Yukina said:
1) regard y as the independent variable an x as the dependent variable and use implicit differentiation to find dx/dy : y sec(x) = x tan(y)
Use the product rule. When you find the derivative of a x terms, attach a dx/dy.
The derivative of ysec(x) is \(\displaystyle ysec(x)tan(x)\frac{dx}{dy}+sec(x)\)
The derivative of xtan(y) is \(\displaystyle xsec^{2}(y)+tan(y)\frac{dx}{dy}\)
\(\displaystyle ysec(x)tan(x)\frac{dx}{dy}+sec(x)=xsec^{2}(y)+tan(y)\frac{dx}{dy}\)
Now, solve for dx/dy.
2)If x^2 +xy+y^3=1, find y''' at the point where x=1.
This one is rather involved and tedious.
Find y':
\(\displaystyle 2x+xy'+y+3y^{2}=0\)
\(\displaystyle y'=\frac{-2x-y}{x+3y^{2}}\)
Now, to find y'', differentiate this.
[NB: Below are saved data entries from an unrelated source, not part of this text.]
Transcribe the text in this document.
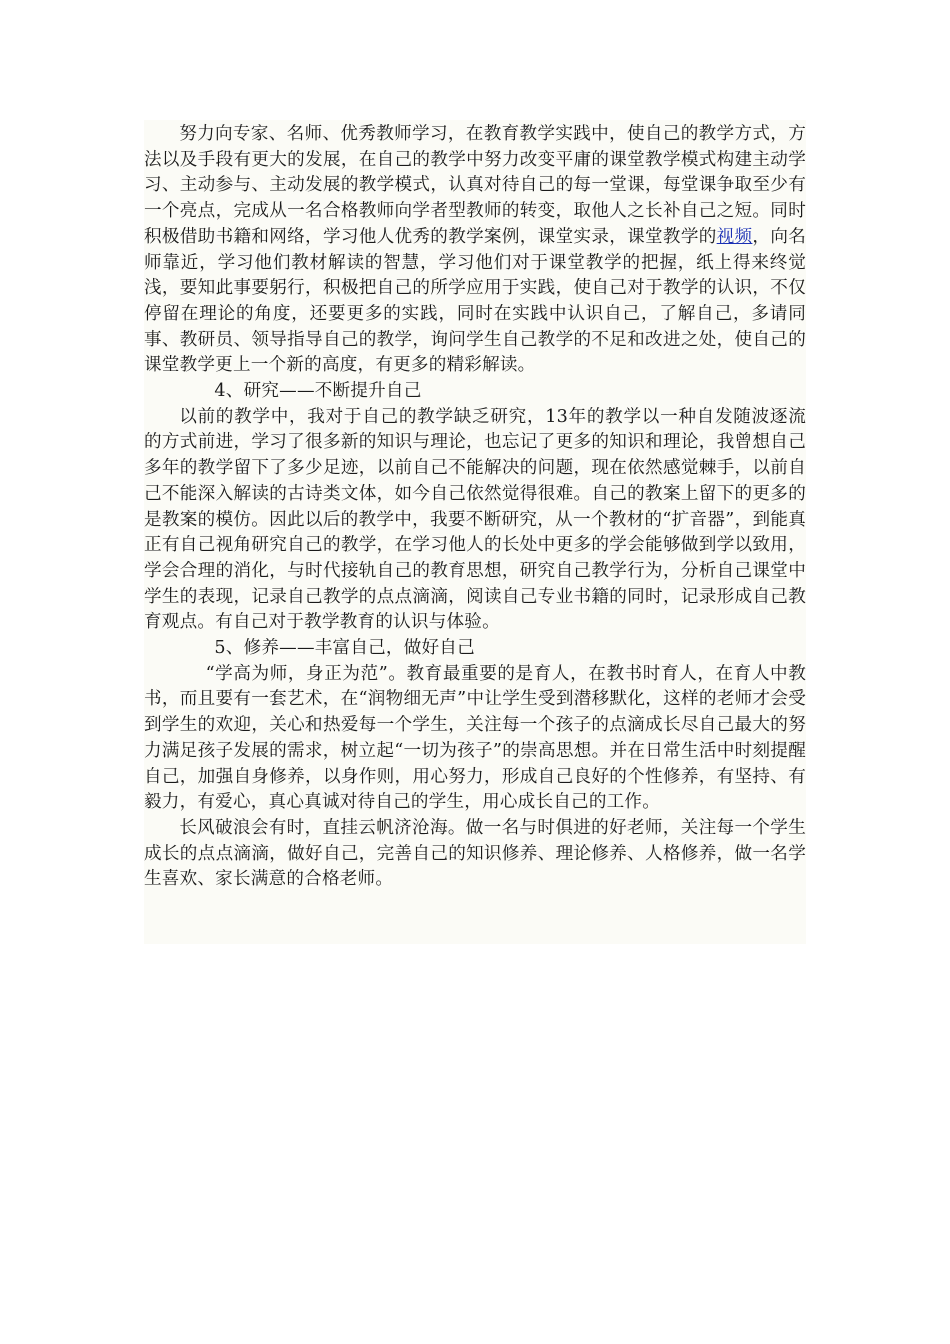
努力向专家、名师、优秀教师学习，在教育教学实践中，使自己的教学方式，方法以及手段有更大的发展，在自己的教学中努力改变平庸的课堂教学模式构建主动学习、主动参与、主动发展的教学模式，认真对待自己的每一堂课，每堂课争取至少有一个亮点，完成从一名合格教师向学者型教师的转变，取他人之长补自己之短。同时积极借助书籍和网络，学习他人优秀的教学案例，课堂实录，课堂教学的视频，向名师靠近，学习他们教材解读的智慧，学习他们对于课堂教学的把握，纸上得来终觉浅，要知此事要躬行，积极把自己的所学应用于实践，使自己对于教学的认识，不仅停留在理论的角度，还要更多的实践，同时在实践中认识自己，了解自己，多请同事、教研员、领导指导自己的教学，询问学生自己教学的不足和改进之处，使自己的课堂教学更上一个新的高度，有更多的精彩解读。

4、研究——不断提升自己

以前的教学中，我对于自己的教学缺乏研究，13年的教学以一种自发随波逐流的方式前进，学习了很多新的知识与理论，也忘记了更多的知识和理论，我曾想自己多年的教学留下了多少足迹，以前自己不能解决的问题，现在依然感觉棘手，以前自己不能深入解读的古诗类文体，如今自己依然觉得很难。自己的教案上留下的更多的是教案的模仿。因此以后的教学中，我要不断研究，从一个教材的“扩音器”，到能真正有自己视角研究自己的教学，在学习他人的长处中更多的学会能够做到学以致用，学会合理的消化，与时代接轨自己的教育思想，研究自己教学行为，分析自己课堂中学生的表现，记录自己教学的点点滴滴，阅读自己专业书籍的同时，记录形成自己教育观点。有自己对于教学教育的认识与体验。

5、修养——丰富自己，做好自己

“学高为师，身正为范”。教育最重要的是育人，在教书时育人，在育人中教书，而且要有一套艺术，在“润物细无声”中让学生受到潜移默化，这样的老师才会受到学生的欢迎，关心和热爱每一个学生，关注每一个孩子的点滴成长尽自己最大的努力满足孩子发展的需求，树立起“一切为孩子”的崇高思想。并在日常生活中时刻提醒自己，加强自身修养，以身作则，用心努力，形成自己良好的个性修养，有坚持、有毅力，有爱心，真心真诚对待自己的学生，用心成长自己的工作。

长风破浪会有时，直挂云帆济沧海。做一名与时俱进的好老师，关注每一个学生成长的点点滴滴，做好自己，完善自己的知识修养、理论修养、人格修养，做一名学生喜欢、家长满意的合格老师。
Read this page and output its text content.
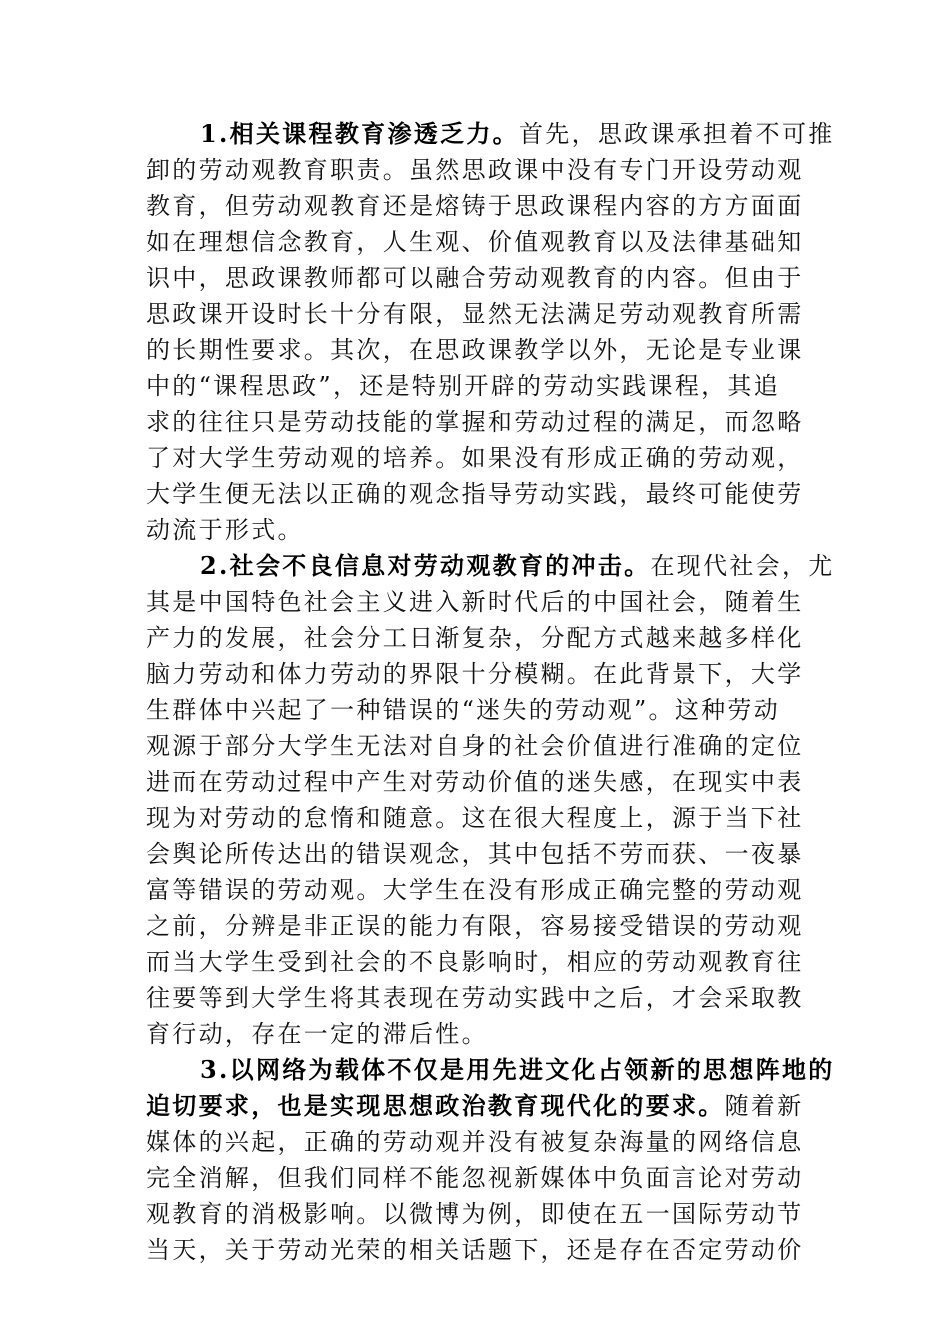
1.相关课程教育渗透乏力。首先，思政课承担着不可推
卸的劳动观教育职责。虽然思政课中没有专门开设劳动观
教育，但劳动观教育还是熔铸于思政课程内容的方方面面
如在理想信念教育，人生观、价值观教育以及法律基础知
识中，思政课教师都可以融合劳动观教育的内容。但由于
思政课开设时长十分有限，显然无法满足劳动观教育所需
的长期性要求。其次，在思政课教学以外，无论是专业课
中的“课程思政”，还是特别开辟的劳动实践课程，其追
求的往往只是劳动技能的掌握和劳动过程的满足，而忽略
了对大学生劳动观的培养。如果没有形成正确的劳动观，
大学生便无法以正确的观念指导劳动实践，最终可能使劳
动流于形式。
2.社会不良信息对劳动观教育的冲击。在现代社会，尤
其是中国特色社会主义进入新时代后的中国社会，随着生
产力的发展，社会分工日渐复杂，分配方式越来越多样化
脑力劳动和体力劳动的界限十分模糊。在此背景下，大学
生群体中兴起了一种错误的“迷失的劳动观”。这种劳动
观源于部分大学生无法对自身的社会价值进行准确的定位
进而在劳动过程中产生对劳动价值的迷失感，在现实中表
现为对劳动的怠惰和随意。这在很大程度上，源于当下社
会舆论所传达出的错误观念，其中包括不劳而获、一夜暴
富等错误的劳动观。大学生在没有形成正确完整的劳动观
之前，分辨是非正误的能力有限，容易接受错误的劳动观
而当大学生受到社会的不良影响时，相应的劳动观教育往
往要等到大学生将其表现在劳动实践中之后，才会采取教
育行动，存在一定的滞后性。
3.以网络为载体不仅是用先进文化占领新的思想阵地的
迫切要求，也是实现思想政治教育现代化的要求。随着新
媒体的兴起，正确的劳动观并没有被复杂海量的网络信息
完全消解，但我们同样不能忽视新媒体中负面言论对劳动
观教育的消极影响。以微博为例，即使在五一国际劳动节
当天，关于劳动光荣的相关话题下，还是存在否定劳动价
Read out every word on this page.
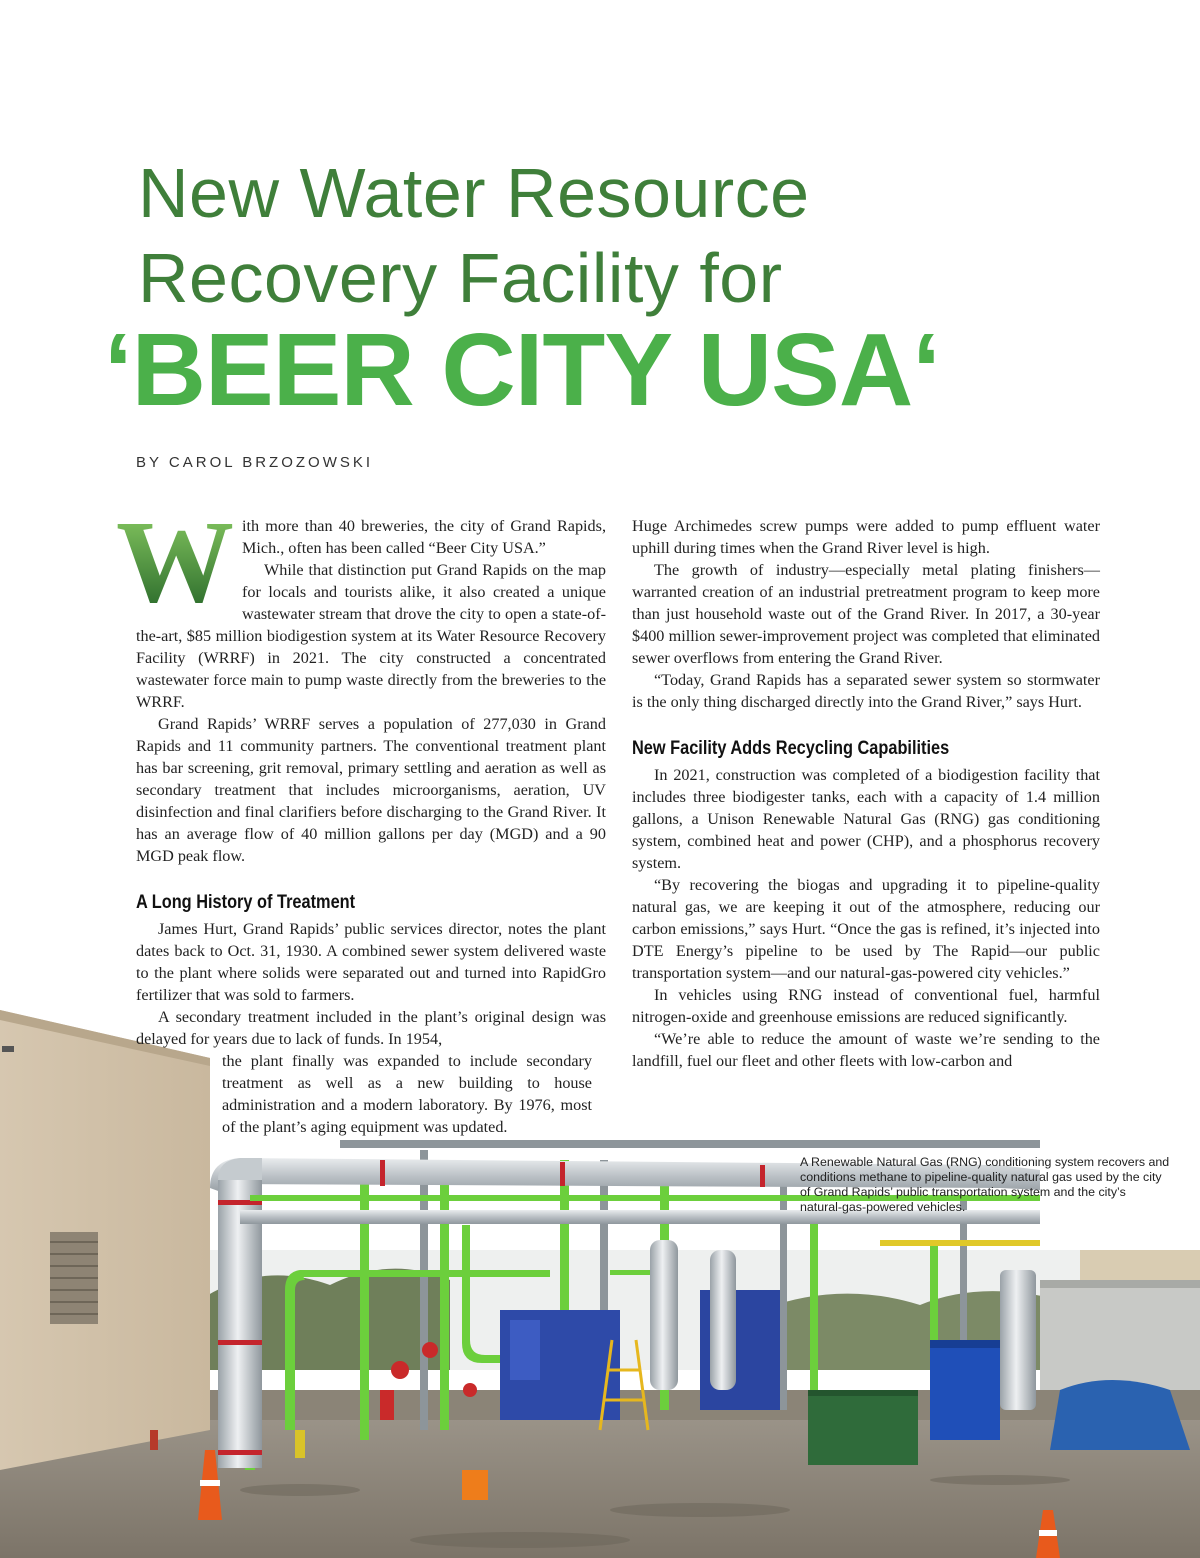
New Water Resource
Recovery Facility for
‘BEER CITY USA‘
BY CAROL BRZOZOWSKI

W ith more than 40 breweries, the city of Grand Rapids, Mich., often has been called “Beer City USA.”

While that distinction put Grand Rapids on the map for locals and tourists alike, it also created a unique wastewater stream that drove the city to open a state-of-the-art, $85 million biodigestion system at its Water Resource Recovery Facility (WRRF) in 2021. The city constructed a concentrated wastewater force main to pump waste directly from the breweries to the WRRF.

Grand Rapids’ WRRF serves a population of 277,030 in Grand Rapids and 11 community partners. The conventional treatment plant has bar screening, grit removal, primary settling and aeration as well as secondary treatment that includes microorganisms, aeration, UV disinfection and final clarifiers before discharging to the Grand River. It has an average flow of 40 million gallons per day (MGD) and a 90 MGD peak flow.

A Long History of Treatment

James Hurt, Grand Rapids’ public services director, notes the plant dates back to Oct. 31, 1930. A combined sewer system delivered waste to the plant where solids were separated out and turned into RapidGro fertilizer that was sold to farmers.

A secondary treatment included in the plant’s original design was delayed for years due to lack of funds. In 1954,

the plant finally was expanded to include secondary treatment as well as a new building to house administration and a modern laboratory. By 1976, most of the plant’s aging equipment was updated.

Huge Archimedes screw pumps were added to pump effluent water uphill during times when the Grand River level is high.

The growth of industry—especially metal plating finishers—warranted creation of an industrial pretreatment program to keep more than just household waste out of the Grand River. In 2017, a 30-year $400 million sewer-improvement project was completed that eliminated sewer overflows from entering the Grand River.

“Today, Grand Rapids has a separated sewer system so stormwater is the only thing discharged directly into the Grand River,” says Hurt.

New Facility Adds Recycling Capabilities

In 2021, construction was completed of a biodigestion facility that includes three biodigester tanks, each with a capacity of 1.4 million gallons, a Unison Renewable Natural Gas (RNG) gas conditioning system, combined heat and power (CHP), and a phosphorus recovery system.

“By recovering the biogas and upgrading it to pipeline-quality natural gas, we are keeping it out of the atmosphere, reducing our carbon emissions,” says Hurt. “Once the gas is refined, it’s injected into DTE Energy’s pipeline to be used by The Rapid—our public transportation system—and our natural-gas-powered city vehicles.”

In vehicles using RNG instead of conventional fuel, harmful nitrogen-oxide and greenhouse emissions are reduced significantly.

“We’re able to reduce the amount of waste we’re sending to the landfill, fuel our fleet and other fleets with low-carbon and

A Renewable Natural Gas (RNG) conditioning system recovers and conditions methane to pipeline-quality natural gas used by the city of Grand Rapids’ public transportation system and the city’s natural-gas-powered vehicles.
Then, resub y' from before.
Then, differentiate again to find \(\displaystyle y'''\). Resub y''.
This is what you're shooting for:
\(\displaystyle y'''=\frac{6\left(8x^{4}-x^{3}(120y^{2}-36y+1)-x^{2}y(144y^{2}-33y+1)-xy^{3}(108y^{2}+9y-4)-3y^{5}(9y-1)\right)}{(x+3y^{2})^{5}}\)
WHEW!!!. Then, sub in x=1 and y=0